Foto: Christof Koepsel/Bongarts/Getty Images

Seit zehn Jahren spielt eine Damenmannschaft für den effzeh. Die Öffentlichkeit nimmt von ihr kaum Notiz, dabei kämpfen die Spielerinnen genau wie die Herrenmannschaft um den Wiederaufstieg in die Bundesliga. Aber wie hat sich die Frauenabteilung seit ihrer Gründung grundsätzlich entwickelt? Um das zu beantworten, trafen wir die Teammanagerin und Mitgliederrätin Nicole Bender im Herzen des 1. FC Köln.

Es ist ein später Freitagnachmittag am Geißbockheim, als Nicole Bender die Katakomben im Franz-Kremer-Stadion aufschließt. Sie öffnet eine Kabine, in der die Trikots und die Trainingssachen der FC-Frauen an ihren Plätzen sind. Sie sagt: “Wir sind froh, dass die Renovierungen stattfanden und die Duschen jetzt besser funktionieren.” Die Kabinen für die Nachwuchs- und die Frauenmannschaften liegen hier nebeneinander.

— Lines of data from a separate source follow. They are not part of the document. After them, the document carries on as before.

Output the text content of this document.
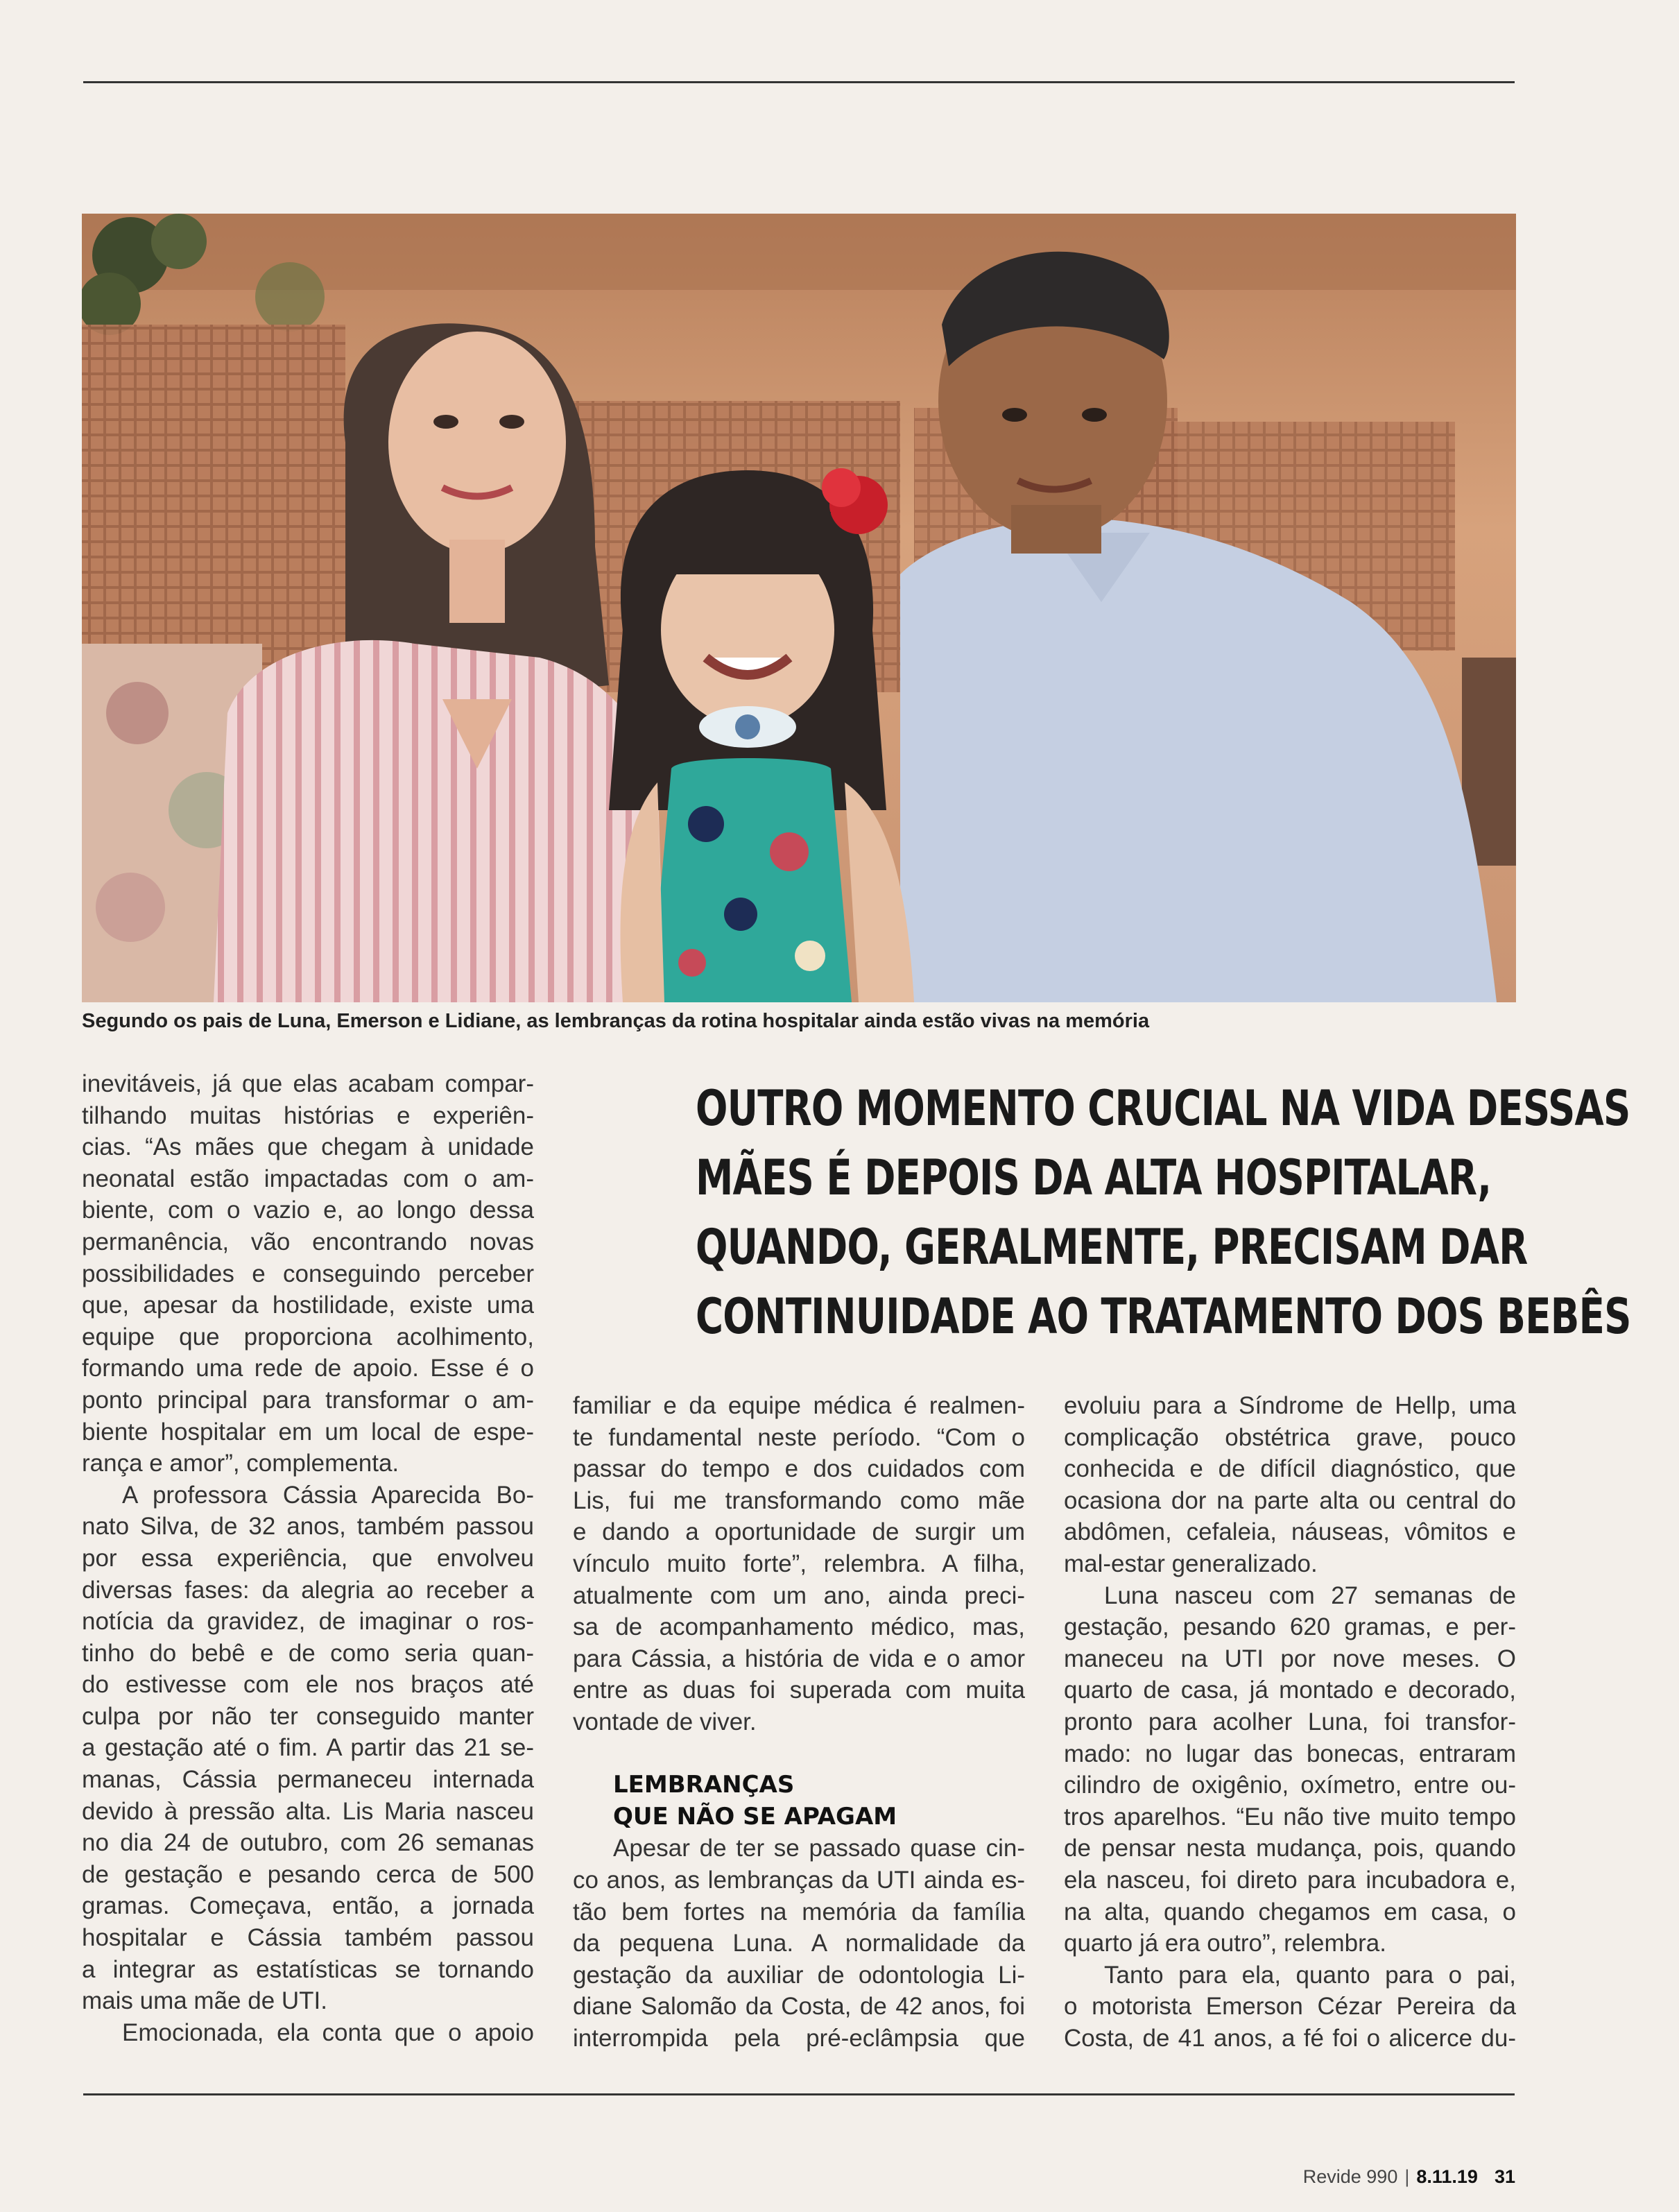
Segundo os pais de Luna, Emerson e Lidiane, as lembranças da rotina hospitalar ainda estão vivas na memória
inevitáveis, já que elas acabam compar-
tilhando muitas histórias e experiên-
cias. “As mães que chegam à unidade
neonatal estão impactadas com o am-
biente, com o vazio e, ao longo dessa
permanência, vão encontrando novas
possibilidades e conseguindo perceber
que, apesar da hostilidade, existe uma
equipe que proporciona acolhimento,
formando uma rede de apoio. Esse é o
ponto principal para transformar o am-
biente hospitalar em um local de espe-
rança e amor”, complementa.
A professora Cássia Aparecida Bo-
nato Silva, de 32 anos, também passou
por essa experiência, que envolveu
diversas fases: da alegria ao receber a
notícia da gravidez, de imaginar o ros-
tinho do bebê e de como seria quan-
do estivesse com ele nos braços até
culpa por não ter conseguido manter
a gestação até o fim. A partir das 21 se-
manas, Cássia permaneceu internada
devido à pressão alta. Lis Maria nasceu
no dia 24 de outubro, com 26 semanas
de gestação e pesando cerca de 500
gramas. Começava, então, a jornada
hospitalar e Cássia também passou
a integrar as estatísticas se tornando
mais uma mãe de UTI.
Emocionada, ela conta que o apoio
OUTRO MOMENTO CRUCIAL NA VIDA DESSAS
MÃES É DEPOIS DA ALTA HOSPITALAR,
QUANDO, GERALMENTE, PRECISAM DAR
CONTINUIDADE AO TRATAMENTO DOS BEBÊS
familiar e da equipe médica é realmen-
te fundamental neste período. “Com o
passar do tempo e dos cuidados com
Lis, fui me transformando como mãe
e dando a oportunidade de surgir um
vínculo muito forte”, relembra. A filha,
atualmente com um ano, ainda preci-
sa de acompanhamento médico, mas,
para Cássia, a história de vida e o amor
entre as duas foi superada com muita
vontade de viver.
LEMBRANÇAS
QUE NÃO SE APAGAM
Apesar de ter se passado quase cin-
co anos, as lembranças da UTI ainda es-
tão bem fortes na memória da família
da pequena Luna. A normalidade da
gestação da auxiliar de odontologia Li-
diane Salomão da Costa, de 42 anos, foi
interrompida pela pré-eclâmpsia que
evoluiu para a Síndrome de Hellp, uma
complicação obstétrica grave, pouco
conhecida e de difícil diagnóstico, que
ocasiona dor na parte alta ou central do
abdômen, cefaleia, náuseas, vômitos e
mal-estar generalizado.
Luna nasceu com 27 semanas de
gestação, pesando 620 gramas, e per-
maneceu na UTI por nove meses. O
quarto de casa, já montado e decorado,
pronto para acolher Luna, foi transfor-
mado: no lugar das bonecas, entraram
cilindro de oxigênio, oxímetro, entre ou-
tros aparelhos. “Eu não tive muito tempo
de pensar nesta mudança, pois, quando
ela nasceu, foi direto para incubadora e,
na alta, quando chegamos em casa, o
quarto já era outro”, relembra.
Tanto para ela, quanto para o pai,
o motorista Emerson Cézar Pereira da
Costa, de 41 anos, a fé foi o alicerce du-
Revide 990 | 8.11.19 31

Freizeit im Frauenfußball? Mangelware!

Dass die Frauenmannschaft eine eigene Kabine nutzen kann, ist keine Selbstverständlichkeit. Der Platzmangel am Geißbockheim führt regelmäßig zu Verteilungskämpfen zwischen verschiedenen Abteilungen. Bis vor einigen Jahren besaß die Damenmannschaft noch überhaupt keine eigene Kabine. Jetzt nutzen die Verantwortlichen zwei Räume, den Taktik- und Analyseraum teilen sie sich mit Zuständigen für die Nachwuchsmannschaften. “Aktuell sind wir zufrieden mit dem, was wir haben” fügt Nicole Bender hinzu.

Nicole Bender im effzeh-Trikot vor der Saison 2015/2016 | Foto: Christof Koepsel/Bongarts/Getty Images

Viele Fans kannten sie bis zur letzten Mitgliederversammlung nicht. Dann kandidierte die 36-Jährige für den Mitgliederrat. Sie wollte die Interessen der Damenabteilung in einem der wichtigsten Vereinsgremien wahrnehmen. Mit Erfolg: Sie überzeugte die Mitglieder und zog mit nur elf anderen Kandidaten in den Mitgliederrat ein. Eine beachtliche Leistung – auch, weil die Umstände schwierig waren. 41 Mitglieder bewarben sich für das Gremium, die Uhrzeit war fortgeschritten und die Atmosphäre angespannt. Doch 57,47 % der Anwesenden stimmten für Nicole Bender, während andere prominentere Bewerber wie der Landtagsabgeordnete Oliver Kehrl bei der Wahl durchfielen.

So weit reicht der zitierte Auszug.